I don't need it for the Typical bicycle use, it does not need to shift or even bend so it can be super narrow and stiff, plus is going to enclose on a case so will be protected from the element.

Basically I'm Planing to get on Internal gear box transmission for a project communlly call a *G-boxx *

Here is a link * to a "Video" of all the parts* that conform this wonder, but don't ask me how heavy it is because is more massive than many of your complete bikes,

Well that is why I come to the right place trying to figure out ways to make it a little Lighter, first thing to find a much lighter chain (as you can see the length are really short and is no side loads at all)

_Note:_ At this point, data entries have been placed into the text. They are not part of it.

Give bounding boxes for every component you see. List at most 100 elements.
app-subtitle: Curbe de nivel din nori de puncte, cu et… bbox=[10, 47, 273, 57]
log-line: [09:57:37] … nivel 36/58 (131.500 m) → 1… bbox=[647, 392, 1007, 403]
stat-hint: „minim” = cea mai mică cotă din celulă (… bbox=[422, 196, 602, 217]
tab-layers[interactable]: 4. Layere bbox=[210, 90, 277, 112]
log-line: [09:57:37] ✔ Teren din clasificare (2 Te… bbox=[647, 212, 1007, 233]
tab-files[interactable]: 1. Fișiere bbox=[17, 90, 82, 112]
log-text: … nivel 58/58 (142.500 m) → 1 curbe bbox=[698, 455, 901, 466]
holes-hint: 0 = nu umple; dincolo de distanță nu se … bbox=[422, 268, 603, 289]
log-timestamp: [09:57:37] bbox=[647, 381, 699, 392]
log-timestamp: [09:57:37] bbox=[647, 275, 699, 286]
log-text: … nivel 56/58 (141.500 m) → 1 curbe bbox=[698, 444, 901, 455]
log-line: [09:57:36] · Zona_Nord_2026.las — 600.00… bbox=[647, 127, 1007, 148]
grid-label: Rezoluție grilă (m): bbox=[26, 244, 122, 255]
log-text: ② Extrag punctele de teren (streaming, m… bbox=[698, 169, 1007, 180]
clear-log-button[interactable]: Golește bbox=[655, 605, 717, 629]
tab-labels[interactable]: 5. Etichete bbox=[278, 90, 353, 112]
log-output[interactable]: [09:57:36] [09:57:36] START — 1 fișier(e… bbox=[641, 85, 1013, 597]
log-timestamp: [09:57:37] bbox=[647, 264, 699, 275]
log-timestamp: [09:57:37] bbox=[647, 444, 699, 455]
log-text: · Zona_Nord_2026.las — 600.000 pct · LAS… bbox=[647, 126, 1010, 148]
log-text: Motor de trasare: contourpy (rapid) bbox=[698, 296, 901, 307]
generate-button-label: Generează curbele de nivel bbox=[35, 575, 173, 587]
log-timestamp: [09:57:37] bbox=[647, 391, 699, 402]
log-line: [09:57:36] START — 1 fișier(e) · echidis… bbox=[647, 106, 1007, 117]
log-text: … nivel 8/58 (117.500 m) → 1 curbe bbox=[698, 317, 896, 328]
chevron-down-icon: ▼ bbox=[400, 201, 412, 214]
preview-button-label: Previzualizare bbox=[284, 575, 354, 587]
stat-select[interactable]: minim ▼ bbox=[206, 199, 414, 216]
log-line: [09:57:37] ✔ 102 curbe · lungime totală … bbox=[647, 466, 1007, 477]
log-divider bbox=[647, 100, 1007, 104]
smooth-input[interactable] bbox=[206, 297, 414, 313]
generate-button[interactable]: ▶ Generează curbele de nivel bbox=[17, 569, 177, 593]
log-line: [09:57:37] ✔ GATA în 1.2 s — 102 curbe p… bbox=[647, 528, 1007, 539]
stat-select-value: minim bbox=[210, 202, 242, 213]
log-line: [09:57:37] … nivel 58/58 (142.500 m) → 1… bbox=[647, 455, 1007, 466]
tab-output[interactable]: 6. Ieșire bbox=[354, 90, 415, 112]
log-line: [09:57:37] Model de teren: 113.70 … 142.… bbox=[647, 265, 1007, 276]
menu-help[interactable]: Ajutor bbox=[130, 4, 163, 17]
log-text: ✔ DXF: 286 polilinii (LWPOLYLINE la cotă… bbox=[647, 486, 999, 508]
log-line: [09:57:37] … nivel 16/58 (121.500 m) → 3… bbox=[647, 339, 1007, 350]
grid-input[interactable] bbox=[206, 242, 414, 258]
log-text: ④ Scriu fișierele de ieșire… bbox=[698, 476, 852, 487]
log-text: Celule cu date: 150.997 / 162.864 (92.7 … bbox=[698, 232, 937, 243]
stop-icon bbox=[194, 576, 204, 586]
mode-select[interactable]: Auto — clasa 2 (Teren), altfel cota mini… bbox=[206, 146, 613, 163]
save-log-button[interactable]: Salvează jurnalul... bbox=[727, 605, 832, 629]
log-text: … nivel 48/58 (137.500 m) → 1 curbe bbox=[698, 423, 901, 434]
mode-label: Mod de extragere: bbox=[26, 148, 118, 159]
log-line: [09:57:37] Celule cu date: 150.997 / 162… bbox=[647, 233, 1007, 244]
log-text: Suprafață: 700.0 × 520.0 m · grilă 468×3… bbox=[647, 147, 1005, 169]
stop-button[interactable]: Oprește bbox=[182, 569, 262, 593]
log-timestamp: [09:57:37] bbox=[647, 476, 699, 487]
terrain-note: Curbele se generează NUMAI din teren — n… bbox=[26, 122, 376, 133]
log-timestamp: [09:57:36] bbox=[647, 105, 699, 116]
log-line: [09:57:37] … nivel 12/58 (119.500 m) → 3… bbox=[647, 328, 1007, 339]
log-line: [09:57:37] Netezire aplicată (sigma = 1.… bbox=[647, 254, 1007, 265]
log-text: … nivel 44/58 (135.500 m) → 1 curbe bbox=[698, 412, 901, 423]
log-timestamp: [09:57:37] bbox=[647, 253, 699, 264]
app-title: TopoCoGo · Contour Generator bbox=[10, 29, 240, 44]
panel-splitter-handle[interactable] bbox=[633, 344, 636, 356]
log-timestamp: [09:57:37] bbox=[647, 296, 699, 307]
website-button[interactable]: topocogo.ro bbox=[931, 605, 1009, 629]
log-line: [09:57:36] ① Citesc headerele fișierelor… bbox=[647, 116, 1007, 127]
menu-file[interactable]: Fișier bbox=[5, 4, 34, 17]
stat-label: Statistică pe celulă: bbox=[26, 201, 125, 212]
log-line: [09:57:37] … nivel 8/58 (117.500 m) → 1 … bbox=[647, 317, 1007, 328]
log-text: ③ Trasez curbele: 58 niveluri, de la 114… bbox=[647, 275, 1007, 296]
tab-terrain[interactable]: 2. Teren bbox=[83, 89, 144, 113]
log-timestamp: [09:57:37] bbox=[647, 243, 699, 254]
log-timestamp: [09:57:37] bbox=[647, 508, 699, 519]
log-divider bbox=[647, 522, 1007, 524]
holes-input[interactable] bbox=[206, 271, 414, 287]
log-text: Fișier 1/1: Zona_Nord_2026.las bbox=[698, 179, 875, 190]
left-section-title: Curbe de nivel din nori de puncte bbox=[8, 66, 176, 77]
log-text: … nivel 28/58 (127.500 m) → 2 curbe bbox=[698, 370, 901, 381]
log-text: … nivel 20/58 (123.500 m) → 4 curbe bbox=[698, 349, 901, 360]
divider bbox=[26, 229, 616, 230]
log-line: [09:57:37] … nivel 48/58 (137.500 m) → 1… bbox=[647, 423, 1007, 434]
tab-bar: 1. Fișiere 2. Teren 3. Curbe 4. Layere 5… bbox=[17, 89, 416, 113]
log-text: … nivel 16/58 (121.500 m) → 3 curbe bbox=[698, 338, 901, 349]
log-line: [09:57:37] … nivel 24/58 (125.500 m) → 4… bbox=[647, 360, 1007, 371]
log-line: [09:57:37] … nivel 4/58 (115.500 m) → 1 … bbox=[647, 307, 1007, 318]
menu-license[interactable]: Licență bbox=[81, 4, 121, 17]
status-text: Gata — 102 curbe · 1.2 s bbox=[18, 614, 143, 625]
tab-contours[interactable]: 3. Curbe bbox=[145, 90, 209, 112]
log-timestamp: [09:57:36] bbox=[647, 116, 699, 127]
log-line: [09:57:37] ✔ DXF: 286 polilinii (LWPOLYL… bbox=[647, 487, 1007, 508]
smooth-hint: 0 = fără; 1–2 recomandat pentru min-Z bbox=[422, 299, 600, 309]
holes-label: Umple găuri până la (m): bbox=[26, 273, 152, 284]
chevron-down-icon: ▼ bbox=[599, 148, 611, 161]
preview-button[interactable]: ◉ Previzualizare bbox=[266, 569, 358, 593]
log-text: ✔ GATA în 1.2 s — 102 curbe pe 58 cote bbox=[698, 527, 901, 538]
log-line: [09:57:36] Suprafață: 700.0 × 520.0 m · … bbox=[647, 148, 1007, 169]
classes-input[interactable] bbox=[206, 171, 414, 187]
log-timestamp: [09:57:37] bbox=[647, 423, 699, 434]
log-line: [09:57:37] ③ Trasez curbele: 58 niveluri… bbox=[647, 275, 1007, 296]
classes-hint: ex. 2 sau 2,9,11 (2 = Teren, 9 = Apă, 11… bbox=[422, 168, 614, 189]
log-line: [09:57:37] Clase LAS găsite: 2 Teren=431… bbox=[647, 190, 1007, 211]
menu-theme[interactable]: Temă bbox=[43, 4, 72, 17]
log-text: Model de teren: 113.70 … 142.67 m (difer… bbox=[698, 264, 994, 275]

So what is the most "stupid Light", fragile, weak, whatever chain that you will *never * put on a bike, even if you are the Ultimate weight wennie freak, because is to scary...!?!?

Well That is the One I'm looking for, Hollow Pins, drill side plates, titanium rollers, whatever bring it on..

thanks In advance.


----------



## rockyuphill (Nov 28, 2004)

Titanium?


----------



## Some Guy (Mar 27, 2005)

The KMC X-10SL is the lightest chain I know of, but maybe there is something exotic out there that is lighter.

The titanium chain mentioned above is claimed at 229gr for 108 links, the X-10SL is 240gr for 116 links. So at 108 links it should weigh ~223gr.


----------



## mtbyker (Mar 13, 2006)

KMC is a superlight chain that has held well, I would recommend it.......


----------



## Cheers! (Jun 26, 2006)

lightest possible chain is Wipperman Titanium

KMC 10 SL is 2.307g per link

Wipperman connex TR Titanium is 2.272g per link

except the price of the wipperman is 6X the price. YIKES!


----------



## patineto (Oct 28, 2005)

Wow you guys do know you E.L.S.

*"Expensive Lightweight Sh^T" *(name of a old a legendary brand of components from the old days)

Thanks for the Links and the product names,

This G-boxx is 4400 grams, so every little trick is going to help, Even if i need to Mill down the cranks arms and hole out the many tranny cogs.


----------



## rockyuphill (Nov 28, 2004)

I dunno, that whole G-boxx thing is intended for DH racing, I'm not sure I see the value in going for the super weight weenie aspect of items that only save 20-40 gms at a shot. Even if you find a pound that way, it won't make a big dent in the bike weight with that kind of frame/drivetrain weight. The difference between 39 and 41 pounds isn't as at noticeable as it is between 25 and 27 pounds.


----------



## 4212darren (Nov 15, 2005)

Someone hurry up and invent a belt driven CVT(for bicycles).


----------



## rockyuphill (Nov 28, 2004)

That doesn't weigh 2200gms like the Nuvinci.


----------



## patineto (Oct 28, 2005)

rockyuphill said:


> I dunno, that whole G-boxx thing is intended for DH racing, I'm not sure I see the value in going for the super weight weenie aspect of items that only save 20-40 gms at a shot. Even if you find a pound that way, it won't make a big dent in the bike weight with that kind of frame/drivetrain weight. The difference between 39 and 41 pounds isn't as at noticeable as it is between 25 and 27 pounds.


this one is going on a full suspension mountain bike tandem, but you are right is very little gain for a lot of efford and even risk of failures.


----------



## patineto (Oct 28, 2005)

rockyuphill said:


> That doesn't weigh 2200gms like the Nuvinci.


What is * Nuvinci..?!?!*

I can not find any info on that name.


----------



## rockyuphill (Nov 28, 2004)

Fallbrook Technologies Nuvinci hub.


----------



## patineto (Oct 28, 2005)

rockyuphill said:


> Fallbrook Technologies Nuvinci hub.


Thanks Senor that is some interesting stuff, for sure kind of heavy but also smart.

I was wondering for a long time why nobody was using CVT's on a bicycle since they are so reliable and wide spread in so many other vehicles (well maybe because they are not super efficient)


----------